Hey Bleem - just wanted to point out that no one thinks you were talking retail price here - we're talking manufacturing costs. The expectation of 50% cost reductions is simply too great. When the Falcon story broke a couple of days ago, along with it broke the notion that Microsoft would be able to shrink the chips by 50%. BUT, that's just a hypothetical marker - to get a real-world sense of what the savings might be, you need to factor in what the actual die size is (because node shrinks don't always - in fact rarely - go to the straight halving) and what the yields are. And obviously those two chips are only a piece of the puzzle in terms of manufacturing costs; the rest of the components are affected in a cascading fashion, but it's not the same geometric halving that is even theoretically possible on the silicon, so guessing at it is much more nuanced.
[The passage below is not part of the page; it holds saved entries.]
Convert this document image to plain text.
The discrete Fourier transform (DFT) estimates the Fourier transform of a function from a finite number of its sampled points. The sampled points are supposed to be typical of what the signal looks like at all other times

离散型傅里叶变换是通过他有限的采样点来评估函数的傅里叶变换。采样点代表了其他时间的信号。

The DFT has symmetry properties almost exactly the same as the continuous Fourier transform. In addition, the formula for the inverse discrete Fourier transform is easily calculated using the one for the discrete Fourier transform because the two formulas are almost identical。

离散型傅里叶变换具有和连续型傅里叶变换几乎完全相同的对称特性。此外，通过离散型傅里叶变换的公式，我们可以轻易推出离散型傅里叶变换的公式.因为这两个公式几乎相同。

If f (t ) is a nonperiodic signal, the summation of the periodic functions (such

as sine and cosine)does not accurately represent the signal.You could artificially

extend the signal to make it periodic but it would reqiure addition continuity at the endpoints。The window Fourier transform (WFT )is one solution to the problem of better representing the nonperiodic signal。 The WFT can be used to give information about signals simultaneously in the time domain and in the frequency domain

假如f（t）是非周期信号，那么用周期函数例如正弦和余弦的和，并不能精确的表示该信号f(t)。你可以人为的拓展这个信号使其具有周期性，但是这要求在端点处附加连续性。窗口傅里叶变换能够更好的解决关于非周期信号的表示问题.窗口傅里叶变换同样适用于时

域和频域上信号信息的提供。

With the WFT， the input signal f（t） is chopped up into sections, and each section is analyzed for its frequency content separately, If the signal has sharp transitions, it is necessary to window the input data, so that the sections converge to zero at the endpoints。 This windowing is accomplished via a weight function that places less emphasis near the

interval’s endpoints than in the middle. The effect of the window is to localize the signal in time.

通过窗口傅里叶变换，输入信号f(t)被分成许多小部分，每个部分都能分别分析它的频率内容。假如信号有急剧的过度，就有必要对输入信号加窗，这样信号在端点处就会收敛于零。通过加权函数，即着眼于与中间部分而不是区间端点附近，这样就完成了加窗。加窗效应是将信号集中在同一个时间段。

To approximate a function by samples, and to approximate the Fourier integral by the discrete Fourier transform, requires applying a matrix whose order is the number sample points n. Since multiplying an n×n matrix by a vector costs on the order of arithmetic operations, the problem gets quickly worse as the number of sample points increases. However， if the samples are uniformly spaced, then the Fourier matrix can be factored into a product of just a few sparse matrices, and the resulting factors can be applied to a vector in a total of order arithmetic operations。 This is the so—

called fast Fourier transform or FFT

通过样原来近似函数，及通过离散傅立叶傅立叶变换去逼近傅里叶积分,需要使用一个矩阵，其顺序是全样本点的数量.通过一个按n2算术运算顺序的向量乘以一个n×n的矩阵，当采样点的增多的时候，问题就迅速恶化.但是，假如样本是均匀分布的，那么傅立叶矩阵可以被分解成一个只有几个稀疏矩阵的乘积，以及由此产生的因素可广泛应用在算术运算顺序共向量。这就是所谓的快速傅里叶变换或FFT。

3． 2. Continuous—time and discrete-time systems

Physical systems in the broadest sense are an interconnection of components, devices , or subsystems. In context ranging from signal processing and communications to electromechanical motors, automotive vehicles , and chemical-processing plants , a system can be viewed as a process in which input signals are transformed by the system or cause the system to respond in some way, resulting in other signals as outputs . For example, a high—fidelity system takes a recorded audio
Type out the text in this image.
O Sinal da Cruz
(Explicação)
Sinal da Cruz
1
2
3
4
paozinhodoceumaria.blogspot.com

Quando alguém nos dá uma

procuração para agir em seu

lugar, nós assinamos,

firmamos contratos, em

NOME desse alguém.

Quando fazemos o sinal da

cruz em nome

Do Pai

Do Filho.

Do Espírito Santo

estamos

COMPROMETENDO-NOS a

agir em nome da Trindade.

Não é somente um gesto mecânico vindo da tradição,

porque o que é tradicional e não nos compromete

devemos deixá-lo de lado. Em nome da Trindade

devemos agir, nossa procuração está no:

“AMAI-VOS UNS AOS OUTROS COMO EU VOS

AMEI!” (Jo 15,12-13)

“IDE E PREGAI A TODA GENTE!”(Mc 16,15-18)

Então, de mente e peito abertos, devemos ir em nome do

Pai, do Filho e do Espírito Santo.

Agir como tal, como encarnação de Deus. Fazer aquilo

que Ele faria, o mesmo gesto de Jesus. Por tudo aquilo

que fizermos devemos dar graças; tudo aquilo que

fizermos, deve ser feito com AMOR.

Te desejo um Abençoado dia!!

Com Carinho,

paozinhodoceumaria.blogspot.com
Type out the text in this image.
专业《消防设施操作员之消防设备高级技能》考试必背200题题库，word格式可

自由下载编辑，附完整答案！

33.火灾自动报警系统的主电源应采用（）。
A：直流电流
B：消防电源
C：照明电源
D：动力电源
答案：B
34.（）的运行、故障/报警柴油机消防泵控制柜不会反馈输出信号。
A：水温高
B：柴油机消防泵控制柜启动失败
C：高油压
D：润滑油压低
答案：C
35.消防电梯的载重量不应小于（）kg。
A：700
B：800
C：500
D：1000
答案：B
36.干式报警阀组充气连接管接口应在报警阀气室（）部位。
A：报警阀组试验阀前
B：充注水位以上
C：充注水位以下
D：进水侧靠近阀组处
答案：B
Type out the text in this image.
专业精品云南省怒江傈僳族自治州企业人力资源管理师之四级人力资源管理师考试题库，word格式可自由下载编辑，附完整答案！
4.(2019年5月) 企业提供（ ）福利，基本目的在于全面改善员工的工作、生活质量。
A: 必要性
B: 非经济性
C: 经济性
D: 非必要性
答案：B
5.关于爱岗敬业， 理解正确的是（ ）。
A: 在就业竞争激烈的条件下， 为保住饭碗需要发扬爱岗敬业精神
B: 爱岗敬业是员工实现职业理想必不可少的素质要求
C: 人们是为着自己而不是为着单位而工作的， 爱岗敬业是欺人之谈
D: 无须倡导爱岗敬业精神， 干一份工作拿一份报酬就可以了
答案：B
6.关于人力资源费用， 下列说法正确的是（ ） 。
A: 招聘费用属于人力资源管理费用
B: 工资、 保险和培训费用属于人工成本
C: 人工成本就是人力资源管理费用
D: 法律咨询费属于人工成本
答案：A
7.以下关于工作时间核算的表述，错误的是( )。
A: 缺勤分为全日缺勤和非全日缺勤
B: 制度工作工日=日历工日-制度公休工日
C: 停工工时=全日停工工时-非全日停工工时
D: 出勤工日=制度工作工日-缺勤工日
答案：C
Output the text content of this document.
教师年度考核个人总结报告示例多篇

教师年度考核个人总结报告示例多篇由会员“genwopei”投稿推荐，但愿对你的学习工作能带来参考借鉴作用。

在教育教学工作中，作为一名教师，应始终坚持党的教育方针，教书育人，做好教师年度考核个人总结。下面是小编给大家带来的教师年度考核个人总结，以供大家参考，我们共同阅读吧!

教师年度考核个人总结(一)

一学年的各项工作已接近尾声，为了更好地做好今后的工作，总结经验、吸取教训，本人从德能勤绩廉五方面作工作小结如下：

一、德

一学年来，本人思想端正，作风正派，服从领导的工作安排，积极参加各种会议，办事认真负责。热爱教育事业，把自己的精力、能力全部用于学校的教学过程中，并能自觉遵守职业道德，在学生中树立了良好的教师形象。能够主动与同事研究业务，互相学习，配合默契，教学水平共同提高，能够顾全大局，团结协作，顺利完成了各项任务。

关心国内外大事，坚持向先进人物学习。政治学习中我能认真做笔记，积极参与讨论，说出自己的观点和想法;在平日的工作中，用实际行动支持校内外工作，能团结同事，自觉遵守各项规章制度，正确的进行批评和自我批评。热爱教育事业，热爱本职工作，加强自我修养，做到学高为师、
EDIT: Wanted to add here a favorite slide of mine, showing what we rarely get to see - a die migration across an entire generation. Note how even within process generations, further revision refinement still gets done. And note of course how with the traditional Moore's Law node shrinks, it never goes exactly to 50%. This is for Sony and Toshiba on the CMOS process rather than MS and their work with TSMC - no fab process is identical. But it gives an idea of how varied these things can be... much moreso than simply soundbites extolling Falcon at 65nm as some cut-and-dry thing automatically halving the cost of the chips.
The EE+GS itself has of course been further refined since that slide was released.